When the boxes upon boxes of games came, I obviously had no one to play with. I figured it’d get better after lockdown, but I forgot one thing: I have a toddler and a baby, and my options for easy, spontaneous contacts were inexistent. Furthermore, kids cost energy: Rarely did we have the energy to play games in the evening, so we settled on one game: the excellent Arkham Horror Card Game. So Root, Everdell, Scythe, Eldritch Horror… just stood there, gathering dust.
But then Gloomhaven came. A huge, sprawling tactical dungeon crawler with a legacy-style campaign mode (one in which the game board changes dynamically as you play) that came in a gargantuan box, it was nerd heaven. And it was cooperative. So I could just, you know, play two players by myself. But that would be weird, right? Totally weird.
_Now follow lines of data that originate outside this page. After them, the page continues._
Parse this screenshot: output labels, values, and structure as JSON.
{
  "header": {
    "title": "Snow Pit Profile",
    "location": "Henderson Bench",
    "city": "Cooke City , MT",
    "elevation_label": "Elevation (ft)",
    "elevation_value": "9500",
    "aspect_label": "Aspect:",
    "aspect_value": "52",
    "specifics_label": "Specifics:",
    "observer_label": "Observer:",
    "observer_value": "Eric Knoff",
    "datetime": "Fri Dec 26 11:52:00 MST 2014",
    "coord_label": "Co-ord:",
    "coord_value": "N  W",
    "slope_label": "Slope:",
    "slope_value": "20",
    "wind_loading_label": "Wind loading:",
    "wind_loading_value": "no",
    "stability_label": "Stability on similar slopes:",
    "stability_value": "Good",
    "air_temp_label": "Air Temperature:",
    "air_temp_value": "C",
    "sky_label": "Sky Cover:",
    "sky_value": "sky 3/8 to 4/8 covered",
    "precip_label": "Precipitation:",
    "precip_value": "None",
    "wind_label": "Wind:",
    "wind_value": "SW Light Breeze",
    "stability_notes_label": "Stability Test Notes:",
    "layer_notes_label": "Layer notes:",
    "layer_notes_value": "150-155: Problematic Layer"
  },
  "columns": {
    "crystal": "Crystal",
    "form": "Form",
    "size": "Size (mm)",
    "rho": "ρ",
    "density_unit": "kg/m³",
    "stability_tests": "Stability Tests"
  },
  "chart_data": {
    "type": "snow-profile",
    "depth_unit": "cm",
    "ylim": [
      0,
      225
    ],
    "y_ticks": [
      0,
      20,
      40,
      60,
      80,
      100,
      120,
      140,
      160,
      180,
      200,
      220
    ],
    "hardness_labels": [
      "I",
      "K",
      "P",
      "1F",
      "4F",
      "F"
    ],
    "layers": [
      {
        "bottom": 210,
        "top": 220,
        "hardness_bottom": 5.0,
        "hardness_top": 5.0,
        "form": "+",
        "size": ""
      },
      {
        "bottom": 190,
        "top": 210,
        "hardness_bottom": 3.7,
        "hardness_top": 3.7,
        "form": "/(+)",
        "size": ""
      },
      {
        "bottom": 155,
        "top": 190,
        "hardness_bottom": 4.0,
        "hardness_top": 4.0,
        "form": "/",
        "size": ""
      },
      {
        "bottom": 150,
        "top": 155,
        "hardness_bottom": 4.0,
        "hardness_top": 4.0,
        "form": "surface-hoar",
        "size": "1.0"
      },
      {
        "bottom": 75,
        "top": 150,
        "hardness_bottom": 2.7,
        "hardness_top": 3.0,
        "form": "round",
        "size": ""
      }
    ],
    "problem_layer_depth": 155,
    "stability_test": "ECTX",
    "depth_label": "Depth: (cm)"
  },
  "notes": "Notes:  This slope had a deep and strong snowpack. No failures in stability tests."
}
So I did it anyway. I built the game board, put the minis and standees on it and played the entire thing in complete silence for a three hour session. I alternated between character/player 1, a warrior that looked like a rock, and character/player 2, a crystallized-style mage, defeated the bandits and packed the thing away.
Then, the next night, I did it again. And again, and again. I suddenly found myself shopping for brushes and paint to paint minis. I had Spotify recommend me a good playlist. I looked up guides on the internet, added another character – a rat with mind control powers! – to my party. As someone who spends most of his time on a computer, managing tokens and moving pieces on a game board felt fun, because for once, something was just happening in my mind.
And now, three years later, I defeated the titular Gloom – and finished the campaign. The warrior and the mage have long left the party and were replaced by a barbarian and a ranger, making this huge box feel like a living, breathing thing. I had a blast, and I’m kind of going to miss this game, with its fiddly mechanics, its supertiny tokens, its rules upon rules that just work together like clockwork…
So it’s a good thing this game has a sequel. It comes in an even bigger box. It has even more weird rules. And it’s called Frosthaven. That’s right – Gloomhaven on ice. It’s the nerdiest shit, and I’m having a blast.